Answer 1: Your mutate.py may be non-deterministic. (This is rare, since student are careful about it.)

Answer 2: Your mutate.py may be creating mutants that are, themselves, non-deterministic. This is much trickier, and happens surprisingly often.

Answer 3: There may be differences between the autograder setup and your local setup. For example, the autograder uses export PYTHONHASHSEED=0 to try to determinize the order in which hashmaps are iterated.
Discussion: Ultimately, it may not be worth your time to track this down. Remember that we use your best submission, not your last one. Start early.
Question: I am getting erors like TypeError: 'type' object is not subscriptable. Help!

Answer: Double-check the spelling on the AST pieces you are creating or manipulating. For example, use ast.GtE() not the incorrect ast.GtE (note the parentheses, which are required).
Question: When I run locally, I get
```
ImportError: No module named 'astor'
```
Answer: Double-check the installation instructions above.
Question: I am trying to delete things, but I get this error:
```
assert node is None, node
AssertionError: 
```
Answer: You have ast.Pass but want ast.Pass() instead (note the parentheses). However, you may actually not want to "delete" things like this at all (look around for other hints).
Question: When I run my mutate.py, I get this error when trying to print out my mutants:
```
"AttributeError: 'Assign' object has no attribute 'value' "
```
Answer: This error occurs when the AST library tries to pretty-print your abstract syntax tree data structure back out to (ASCII) Python source. The AST library expects each node object to have certain fields (properties) filled out. Sometimes a node operation that can look totally reasonable to you (e.g., making a new node, setting it as the child of some other node) can result in a node object not having all of the fields set. If you are changing the types of nodes directly, I would recommend that you instead use their friendly constructors — that may well end up fixing this problem for you. (This is explicitly a bit of a challenge; dig around first and get used to the AST library before asking for help here.)
Question: How can I get the parts of an AST node? Suppose I want to figure out the identified on the left-hand side of an assignment:
```
Assign(targets=[Name(id='x', ctx=Store())], value=Num(n=9))
```
Answer: Check out the node documentation. In this particular example, some students report success with node.targets[0].id to extract the id from an instance of the the Assign class.

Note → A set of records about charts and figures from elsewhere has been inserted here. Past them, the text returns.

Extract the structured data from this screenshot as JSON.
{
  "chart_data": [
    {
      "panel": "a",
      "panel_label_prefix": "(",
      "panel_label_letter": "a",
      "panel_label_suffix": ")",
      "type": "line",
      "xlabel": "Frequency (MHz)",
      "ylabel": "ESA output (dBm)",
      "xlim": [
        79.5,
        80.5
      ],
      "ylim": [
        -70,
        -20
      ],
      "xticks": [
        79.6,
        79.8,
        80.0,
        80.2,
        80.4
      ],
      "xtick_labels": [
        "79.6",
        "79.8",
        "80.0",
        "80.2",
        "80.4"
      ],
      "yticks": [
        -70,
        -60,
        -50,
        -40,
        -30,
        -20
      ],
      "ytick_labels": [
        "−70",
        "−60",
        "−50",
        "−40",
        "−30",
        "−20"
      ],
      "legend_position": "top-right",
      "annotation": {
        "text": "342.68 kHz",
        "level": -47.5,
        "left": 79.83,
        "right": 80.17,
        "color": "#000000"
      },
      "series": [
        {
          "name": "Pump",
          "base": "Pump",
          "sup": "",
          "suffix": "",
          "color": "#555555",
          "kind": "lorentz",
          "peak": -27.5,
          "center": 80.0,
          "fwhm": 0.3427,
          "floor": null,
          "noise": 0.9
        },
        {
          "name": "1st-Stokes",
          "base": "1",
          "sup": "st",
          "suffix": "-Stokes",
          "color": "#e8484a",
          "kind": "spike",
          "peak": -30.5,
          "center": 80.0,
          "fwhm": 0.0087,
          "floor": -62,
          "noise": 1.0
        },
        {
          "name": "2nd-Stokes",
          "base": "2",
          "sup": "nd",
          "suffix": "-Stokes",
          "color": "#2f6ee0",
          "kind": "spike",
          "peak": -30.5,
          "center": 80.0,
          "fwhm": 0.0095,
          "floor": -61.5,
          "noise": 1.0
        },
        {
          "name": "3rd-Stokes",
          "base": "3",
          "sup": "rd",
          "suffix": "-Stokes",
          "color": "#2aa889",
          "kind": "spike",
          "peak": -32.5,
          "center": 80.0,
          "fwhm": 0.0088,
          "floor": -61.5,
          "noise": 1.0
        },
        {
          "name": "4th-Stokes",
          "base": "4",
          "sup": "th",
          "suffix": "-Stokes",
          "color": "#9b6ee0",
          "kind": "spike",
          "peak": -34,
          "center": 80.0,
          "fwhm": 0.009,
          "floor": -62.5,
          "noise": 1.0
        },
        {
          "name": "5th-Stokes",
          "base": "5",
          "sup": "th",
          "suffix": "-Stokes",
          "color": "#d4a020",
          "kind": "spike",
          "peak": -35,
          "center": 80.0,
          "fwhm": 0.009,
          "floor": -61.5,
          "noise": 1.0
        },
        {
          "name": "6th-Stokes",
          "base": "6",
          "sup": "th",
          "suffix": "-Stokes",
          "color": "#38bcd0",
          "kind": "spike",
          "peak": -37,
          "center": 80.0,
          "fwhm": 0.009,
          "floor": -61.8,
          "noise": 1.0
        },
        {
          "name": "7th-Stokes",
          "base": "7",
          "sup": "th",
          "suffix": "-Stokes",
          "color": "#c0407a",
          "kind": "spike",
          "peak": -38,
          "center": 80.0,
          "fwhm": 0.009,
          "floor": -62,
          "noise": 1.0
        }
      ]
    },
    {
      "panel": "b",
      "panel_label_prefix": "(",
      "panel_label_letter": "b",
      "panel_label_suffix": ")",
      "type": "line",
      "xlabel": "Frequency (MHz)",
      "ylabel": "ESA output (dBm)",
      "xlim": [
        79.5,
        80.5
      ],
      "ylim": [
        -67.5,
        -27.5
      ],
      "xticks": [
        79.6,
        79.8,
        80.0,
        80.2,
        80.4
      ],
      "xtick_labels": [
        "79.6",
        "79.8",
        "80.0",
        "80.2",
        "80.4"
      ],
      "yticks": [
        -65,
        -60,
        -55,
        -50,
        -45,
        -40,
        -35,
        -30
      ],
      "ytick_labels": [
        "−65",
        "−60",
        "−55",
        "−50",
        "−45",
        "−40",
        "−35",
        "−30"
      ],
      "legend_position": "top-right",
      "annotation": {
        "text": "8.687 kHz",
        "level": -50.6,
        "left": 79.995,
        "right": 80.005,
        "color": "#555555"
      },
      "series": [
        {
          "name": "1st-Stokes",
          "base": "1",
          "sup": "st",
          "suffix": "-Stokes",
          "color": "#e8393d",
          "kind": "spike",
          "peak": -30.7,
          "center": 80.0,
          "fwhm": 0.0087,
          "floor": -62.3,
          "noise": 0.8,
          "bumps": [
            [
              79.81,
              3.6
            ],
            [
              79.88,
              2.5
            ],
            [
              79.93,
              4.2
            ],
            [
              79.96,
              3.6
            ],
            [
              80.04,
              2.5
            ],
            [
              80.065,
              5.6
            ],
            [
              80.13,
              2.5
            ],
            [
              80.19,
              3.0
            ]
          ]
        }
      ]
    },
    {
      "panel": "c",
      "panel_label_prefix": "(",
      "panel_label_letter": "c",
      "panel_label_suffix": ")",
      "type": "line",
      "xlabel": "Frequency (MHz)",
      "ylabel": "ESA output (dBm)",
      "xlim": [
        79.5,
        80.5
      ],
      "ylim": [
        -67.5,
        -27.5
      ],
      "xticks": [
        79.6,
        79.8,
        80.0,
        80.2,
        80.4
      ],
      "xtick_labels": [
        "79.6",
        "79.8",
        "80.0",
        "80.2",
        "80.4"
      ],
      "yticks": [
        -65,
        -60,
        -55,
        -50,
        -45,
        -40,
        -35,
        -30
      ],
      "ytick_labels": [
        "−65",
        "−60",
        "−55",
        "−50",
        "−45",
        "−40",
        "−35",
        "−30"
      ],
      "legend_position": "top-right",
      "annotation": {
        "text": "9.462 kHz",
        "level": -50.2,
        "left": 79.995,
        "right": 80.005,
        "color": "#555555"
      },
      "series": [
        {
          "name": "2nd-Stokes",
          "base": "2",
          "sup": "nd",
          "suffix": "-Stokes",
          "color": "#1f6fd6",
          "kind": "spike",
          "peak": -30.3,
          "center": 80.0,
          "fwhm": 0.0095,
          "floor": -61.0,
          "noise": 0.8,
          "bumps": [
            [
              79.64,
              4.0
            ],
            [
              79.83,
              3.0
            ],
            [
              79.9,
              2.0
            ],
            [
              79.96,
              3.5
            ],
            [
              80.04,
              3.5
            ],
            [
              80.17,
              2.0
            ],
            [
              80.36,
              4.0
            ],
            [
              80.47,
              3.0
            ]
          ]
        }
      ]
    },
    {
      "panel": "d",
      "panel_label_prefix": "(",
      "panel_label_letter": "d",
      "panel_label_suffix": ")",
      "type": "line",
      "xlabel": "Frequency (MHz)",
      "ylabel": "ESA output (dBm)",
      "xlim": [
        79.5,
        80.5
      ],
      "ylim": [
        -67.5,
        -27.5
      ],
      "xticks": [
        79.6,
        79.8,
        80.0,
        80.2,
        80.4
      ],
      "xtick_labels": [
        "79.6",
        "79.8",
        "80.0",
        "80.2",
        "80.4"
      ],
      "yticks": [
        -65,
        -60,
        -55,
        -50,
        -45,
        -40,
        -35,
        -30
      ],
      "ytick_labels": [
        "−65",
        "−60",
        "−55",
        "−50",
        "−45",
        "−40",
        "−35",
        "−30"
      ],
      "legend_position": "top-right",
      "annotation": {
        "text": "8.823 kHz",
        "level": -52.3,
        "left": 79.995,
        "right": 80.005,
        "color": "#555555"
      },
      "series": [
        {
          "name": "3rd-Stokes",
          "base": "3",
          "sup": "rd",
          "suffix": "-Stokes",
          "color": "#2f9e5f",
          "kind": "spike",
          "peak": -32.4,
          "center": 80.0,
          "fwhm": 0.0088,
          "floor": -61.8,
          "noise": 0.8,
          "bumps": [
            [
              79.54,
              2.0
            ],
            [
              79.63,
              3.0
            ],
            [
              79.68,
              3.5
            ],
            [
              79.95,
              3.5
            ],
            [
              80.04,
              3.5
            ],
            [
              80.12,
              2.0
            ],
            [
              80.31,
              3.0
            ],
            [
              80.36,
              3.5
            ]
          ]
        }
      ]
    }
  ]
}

Similarly, suppose you want to change the right-hand side of the assignment to "None", but leave the left-hand side alone. Have your node transformer do something like:
```
return ast.copy_location(ast.Assign(targets=node.targets, value=ast.NameConstant(value=None)), node)
```
Question: I'm getting errors like
```
AttributeError: module 'ast' has no attribute 'Constant' 
```
or
```
AttributeError: 'Classdef' object has no attribute 'starargs'
 
```
Answer: You'll want to make sure you're using the same versions of Python and the AST library as the autograder.
Question: Some online documentation makes a big deal about generic_visit, but I don't really understand it. Can you elaborate?

Answer: To some degree, using it or not is your choice. Suppose you want to change every assignment from "x = y" to "x = y + 1".

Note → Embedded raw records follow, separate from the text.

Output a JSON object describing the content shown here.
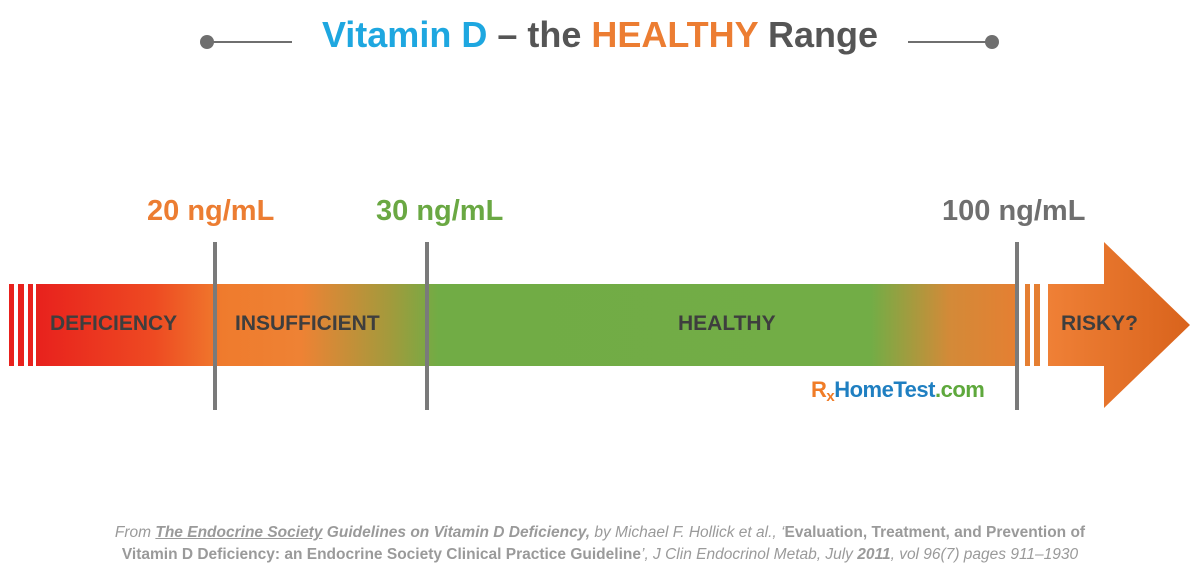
{
  "title": {
    "part1": "Vitamin D",
    "part2": " – the ",
    "part3": "HEALTHY",
    "part4": " Range"
  },
  "markers": [
    {
      "label": "20 ng/mL",
      "color": "#ec7d32"
    },
    {
      "label": "30 ng/mL",
      "color": "#6aa843"
    },
    {
      "label": "100 ng/mL",
      "color": "#6f6f6f"
    }
  ],
  "ranges": [
    {
      "label": "DEFICIENCY"
    },
    {
      "label": "INSUFFICIENT"
    },
    {
      "label": "HEALTHY"
    },
    {
      "label": "RISKY?"
    }
  ],
  "brand": {
    "rx_r": "R",
    "rx_x": "x",
    "home": "Home",
    "test": "Test",
    "dotcom": ".com"
  },
  "citation": {
    "from": "From ",
    "society": "The Endocrine Society",
    "guidelines": " Guidelines on Vitamin D Deficiency,",
    "authors": " by Michael F. Hollick et al., ‘",
    "article1": "Evaluation, Treatment, and Prevention of",
    "article2": "Vitamin D Deficiency: an Endocrine Society Clinical Practice Guideline",
    "quote_close": "’",
    "journal": ", J Clin Endocrinol Metab, July ",
    "year": "2011",
    "volume": ", vol 96(7) pages 911–1930"
  },
  "colors": {
    "title_blue": "#1ea7e0",
    "title_orange": "#ec7d32",
    "title_gray": "#555555",
    "deficiency_red": "#e8211d",
    "insufficient_orange": "#ee8234",
    "healthy_green": "#72ad46",
    "risky_orange": "#e57f32"
  }
}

In a language like C, you can write "a = b = 3". (Don't ever do this.) The interpretation of this statement is that you first assign b=3, and then that result (3 in this case) is also assigned into a.

If you do not do the "generic visit" thing and instead replace the top-level assignment only, you'll end up with something like this:
```
a = (b = 3) + 1
```
[ After this program, b=3 and a=4. ]

If you do the "generic visit" thing and recursively transform the child nodes as well, you'll end up with something like this:
```
 
a = (b = 3 + 1) + 1
```
[ After this program, b=4 and a=5. ]

Which one do you want? It's your choice. If you have a theory about which one is a better mutation operator, do that. If you don't care, it's safe to default to the full recursive handling of all sub-nodes.